Crypto Daily Dashboard
SuspiciousAudited by ClawScan on May 10, 2026.
Overview
The dashboard mostly matches its crypto purpose, but one optional feature can run a local command built from an environment setting, so it needs review before use.
Review before installing. Use only read-only Binance API keys, do not enable the cron job until you have tested the script, and leave ECONOMIC_TRACKER_PATH unset unless you trust the exact local script path. A safer version should avoid shell string execution for the economic tracker.
Findings (4)
Artifact-based informational review of SKILL.md, metadata, install specs, static scan signals, and capability signals. ClawScan does not execute the skill or run runtime probes.

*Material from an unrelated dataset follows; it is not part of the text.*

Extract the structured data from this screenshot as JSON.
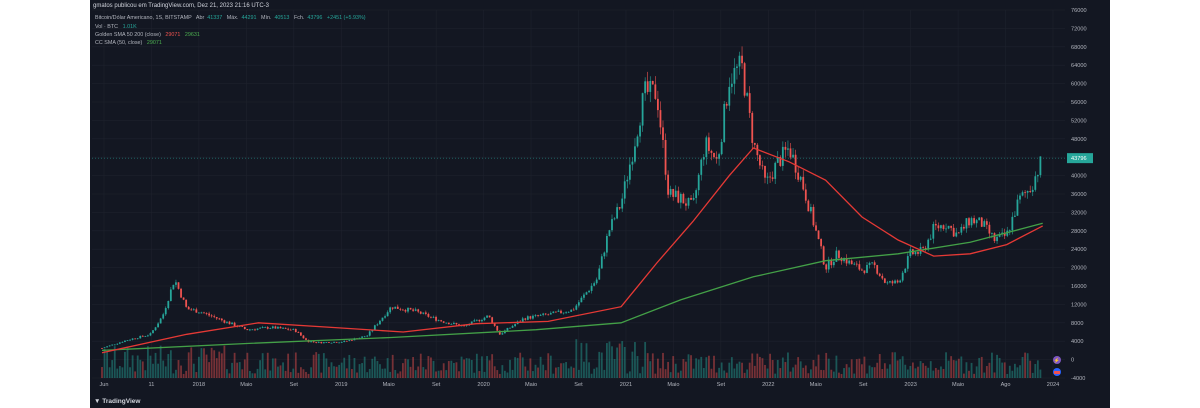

A misconfigured or attacker-controlled environment variable could cause commands to run on the user's machine under the user's account.
The environment-provided path is inserted directly into a shell command. If ECONOMIC_TRACKER_PATH contains shell metacharacters or is manipulated, running the dashboard can execute unintended local commands.
path: process.env.ECONOMIC_TRACKER_PATH || '' ... execSync(`python3 ${CONFIG.economicTracker.path} status`, { timeout: 5000, encoding: 'utf8' });Leave ECONOMIC_TRACKER_PATH unset unless you fully trust it. The maintainer should replace execSync with execFile or spawn using an argument array, validate the path, and document the setting clearly.
If the supplied Binance key has trading or withdrawal permissions, the key itself is more powerful than this read-only dashboard needs.
The skill asks for Binance account credentials to read balances. This is purpose-aligned, but Binance keys are sensitive financial-account credentials.
export BINANCE_API_KEY="your_api_key"; export BINANCE_API_SECRET="your_api_secret" ... Read-only API permissions recommended
Use a dedicated Binance API key with read-only permissions only, and avoid exposing it in shared shells, logs, or scheduled jobs.
Once added to cron, the dashboard will run automatically with access to the configured environment and credentials.
The skill documents an optional scheduled run. It is user-directed and not hidden, but it creates recurring execution if enabled.
openclaw cron add "0 9 * * *" "node ~/.openclaw/workspace/skills/crypto-daily-dashboard/dashboard.js" --label "daily-crypto-dashboard"
Only add the cron job after testing the script, and remove it if you no longer want recurring access to your Binance credentials or local economic tracker.
Users may underestimate that using the dashboard contacts external services, including Binance when account keys are configured.
The skill does disclose its external API data sources, but the broad statement that no data is sent to third parties is imprecise because the dashboard makes network requests to those providers.
Data Sources: Binance API, CoinGecko API, Alternative.me API ... Security ... No data sent to third parties
Treat the external API calls as expected network data flows, and the maintainer should reword the security claim to clarify that data is only sent to the listed providers.